By financen | December 31, 2007 - 7:22 am - Posted in Debt

Your debt to income ratio is a simple way to figure out the percentage of your income available to pay your mortgage after paying other necessary expenses. This Debt to income ratio often abbreviated as DTI is one of the many things that a lender will consider before approving for a home loan.

When you approach a lender, you might have seen a conventional loan debt limit referred as 28/36 as the qualifying ratio. What does this mean? These two numbers refer to the two percentages that are used to examine two aspects of your debt load.

  • The First Number, 28%

This number indicates the maximum percentage of your monthly gross income that is allowed by a lender for your household expenses. This will include payments on the loan principal and accrued interests, private mortgage insurance, hazard insurance, property taxes, and homeowner’s association dues

  • The Second Number, 36%

This number indicates the maximum percentage of your monthly gross income that is allowed by a lender for your household expenses + recurring debt.

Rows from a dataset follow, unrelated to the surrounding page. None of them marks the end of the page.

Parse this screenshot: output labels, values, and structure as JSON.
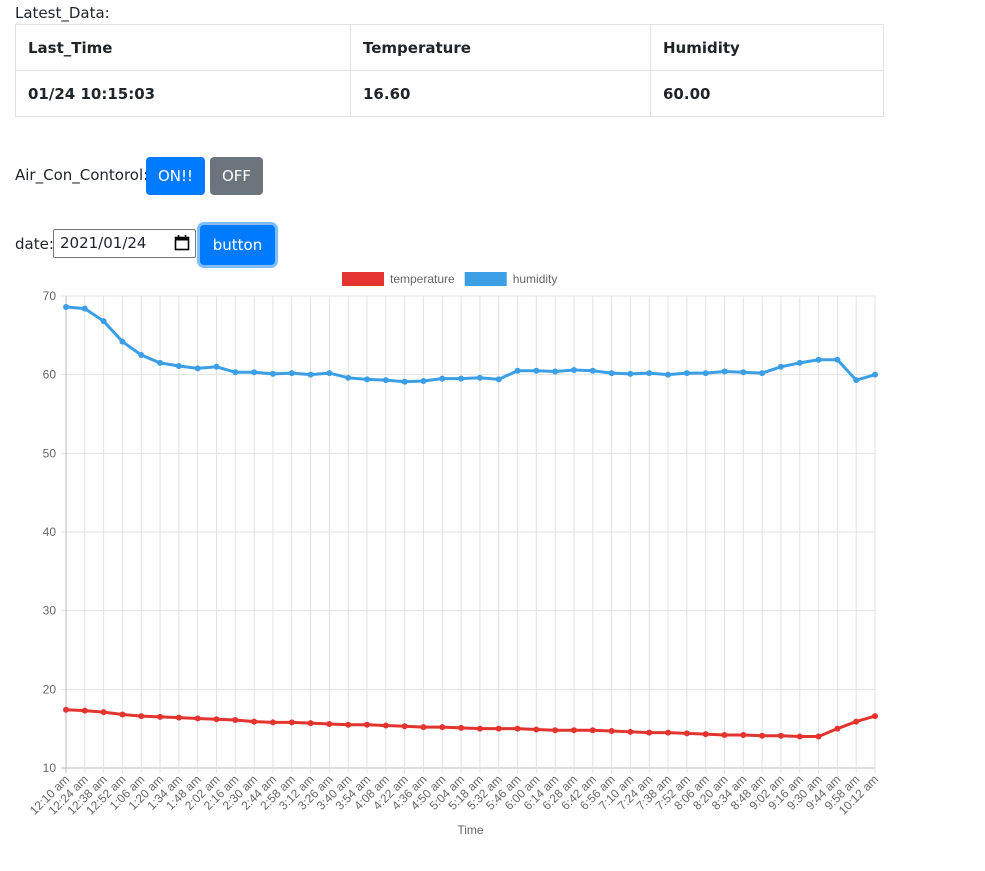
{
  "header": {
    "label": "Latest_Data:"
  },
  "table": {
    "columns": [
      "Last_Time",
      "Temperature",
      "Humidity"
    ],
    "rows": [
      [
        "01/24 10:15:03",
        "16.60",
        "60.00"
      ]
    ]
  },
  "control": {
    "label": "Air_Con_Contorol:",
    "on": "ON!!",
    "off": "OFF"
  },
  "date": {
    "label": "date:",
    "value": "2021/01/24",
    "button": "button"
  },
  "chart_data": {
    "type": "line",
    "x_label": "Time",
    "categories": [
      "12:10 am",
      "12:24 am",
      "12:38 am",
      "12:52 am",
      "1:06 am",
      "1:20 am",
      "1:34 am",
      "1:48 am",
      "2:02 am",
      "2:16 am",
      "2:30 am",
      "2:44 am",
      "2:58 am",
      "3:12 am",
      "3:26 am",
      "3:40 am",
      "3:54 am",
      "4:08 am",
      "4:22 am",
      "4:36 am",
      "4:50 am",
      "5:04 am",
      "5:18 am",
      "5:32 am",
      "5:46 am",
      "6:00 am",
      "6:14 am",
      "6:28 am",
      "6:42 am",
      "6:56 am",
      "7:10 am",
      "7:24 am",
      "7:38 am",
      "7:52 am",
      "8:06 am",
      "8:20 am",
      "8:34 am",
      "8:48 am",
      "9:02 am",
      "9:16 am",
      "9:30 am",
      "9:44 am",
      "9:58 am",
      "10:12 am"
    ],
    "series": [
      {
        "name": "temperature",
        "color": "#e3342f",
        "values": [
          17.4,
          17.3,
          17.1,
          16.8,
          16.6,
          16.5,
          16.4,
          16.3,
          16.2,
          16.1,
          15.9,
          15.8,
          15.8,
          15.7,
          15.6,
          15.5,
          15.5,
          15.4,
          15.3,
          15.2,
          15.2,
          15.1,
          15.0,
          15.0,
          15.0,
          14.9,
          14.8,
          14.8,
          14.8,
          14.7,
          14.6,
          14.5,
          14.5,
          14.4,
          14.3,
          14.2,
          14.2,
          14.1,
          14.1,
          14.0,
          14.0,
          15.0,
          15.9,
          16.6
        ]
      },
      {
        "name": "humidity",
        "color": "#3c9fe6",
        "values": [
          68.6,
          68.4,
          66.8,
          64.2,
          62.5,
          61.5,
          61.1,
          60.8,
          61.0,
          60.3,
          60.3,
          60.1,
          60.2,
          60.0,
          60.2,
          59.6,
          59.4,
          59.3,
          59.1,
          59.2,
          59.5,
          59.5,
          59.6,
          59.4,
          60.5,
          60.5,
          60.4,
          60.6,
          60.5,
          60.2,
          60.1,
          60.2,
          60.0,
          60.2,
          60.2,
          60.4,
          60.3,
          60.2,
          61.0,
          61.5,
          61.9,
          61.9,
          59.3,
          60.0
        ]
      }
    ],
    "ylim": [
      10,
      70
    ],
    "yticks": [
      10,
      20,
      30,
      40,
      50,
      60,
      70
    ],
    "grid": true,
    "legend": "top"
  }
}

What are recurring debts? This will include your credit card payments, child support, car loans, and other obligations that you may not be able to pay within a short period of time.

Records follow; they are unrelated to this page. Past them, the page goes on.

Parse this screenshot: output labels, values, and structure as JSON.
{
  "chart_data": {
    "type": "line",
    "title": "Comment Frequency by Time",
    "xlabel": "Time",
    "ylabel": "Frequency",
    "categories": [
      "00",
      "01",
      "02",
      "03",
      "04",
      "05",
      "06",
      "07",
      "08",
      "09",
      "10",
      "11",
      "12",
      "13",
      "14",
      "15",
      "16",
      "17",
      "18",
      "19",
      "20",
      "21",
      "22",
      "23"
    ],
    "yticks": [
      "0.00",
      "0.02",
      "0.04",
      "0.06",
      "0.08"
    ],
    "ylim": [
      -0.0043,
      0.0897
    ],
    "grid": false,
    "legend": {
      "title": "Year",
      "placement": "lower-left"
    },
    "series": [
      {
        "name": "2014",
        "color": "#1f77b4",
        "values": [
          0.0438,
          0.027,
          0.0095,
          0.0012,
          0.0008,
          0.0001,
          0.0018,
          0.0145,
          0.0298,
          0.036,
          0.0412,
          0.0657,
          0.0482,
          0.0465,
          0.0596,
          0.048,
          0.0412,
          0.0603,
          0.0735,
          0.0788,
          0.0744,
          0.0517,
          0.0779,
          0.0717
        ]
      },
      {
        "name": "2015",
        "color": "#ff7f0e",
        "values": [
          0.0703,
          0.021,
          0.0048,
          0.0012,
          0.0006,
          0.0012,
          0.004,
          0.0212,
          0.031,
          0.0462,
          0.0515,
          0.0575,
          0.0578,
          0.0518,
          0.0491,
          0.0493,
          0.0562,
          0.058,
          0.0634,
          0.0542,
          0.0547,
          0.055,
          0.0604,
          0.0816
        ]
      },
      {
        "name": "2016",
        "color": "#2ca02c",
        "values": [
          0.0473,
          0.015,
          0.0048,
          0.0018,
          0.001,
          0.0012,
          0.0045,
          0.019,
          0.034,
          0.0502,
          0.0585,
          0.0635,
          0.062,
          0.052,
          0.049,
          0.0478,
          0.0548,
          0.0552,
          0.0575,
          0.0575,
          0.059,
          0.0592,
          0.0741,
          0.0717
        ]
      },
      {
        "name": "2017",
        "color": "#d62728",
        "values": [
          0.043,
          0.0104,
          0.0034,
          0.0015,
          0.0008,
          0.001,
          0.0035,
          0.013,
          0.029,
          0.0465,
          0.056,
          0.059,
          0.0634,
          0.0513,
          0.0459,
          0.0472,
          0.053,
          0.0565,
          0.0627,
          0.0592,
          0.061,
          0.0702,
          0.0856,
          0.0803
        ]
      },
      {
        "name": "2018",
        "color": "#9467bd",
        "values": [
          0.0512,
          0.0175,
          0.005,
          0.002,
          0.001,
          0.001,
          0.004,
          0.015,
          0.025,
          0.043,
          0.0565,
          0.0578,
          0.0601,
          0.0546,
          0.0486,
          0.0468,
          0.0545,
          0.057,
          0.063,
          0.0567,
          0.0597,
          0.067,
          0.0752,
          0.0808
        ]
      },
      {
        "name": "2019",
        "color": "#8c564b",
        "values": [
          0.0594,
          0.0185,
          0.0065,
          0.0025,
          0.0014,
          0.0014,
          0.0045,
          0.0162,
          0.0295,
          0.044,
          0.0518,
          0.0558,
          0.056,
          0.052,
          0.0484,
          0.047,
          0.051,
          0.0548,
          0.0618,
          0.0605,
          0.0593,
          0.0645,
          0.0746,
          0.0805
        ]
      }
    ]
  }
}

  • Debt to Income Example

Let’s say you have a yearly gross income of $45,000. Your monthly income will stand at $3,750. From this $3,750 as your monthly income, you will be allowed 28% for your household expenses. i.e. $1,050. If you have recurring debts, you will go by 36%. This means that you will be allowed household expenses for $1,350 along with recurring debt.

Not all the loans stand with the same figures. – FHA loans are different from the home loans. They stand at 29/41. This means that they allow a higher debt load for both housing expenses and recurring debt. For VA loans, the debt to income ratio should not exceed 41% of your monthly gross income.

  • How to get approved by your lenders.

If you are interested in qualifying for a home loan, stay within the lender’s debt to income ratio limits. If you show a good overall picture of your finance, the lender may allow you to carry more debts. It’s always best to get pre-approved before you actually look around to purchase a house. This way, you will come to know the price range of your loan repayments that can fit to your budget.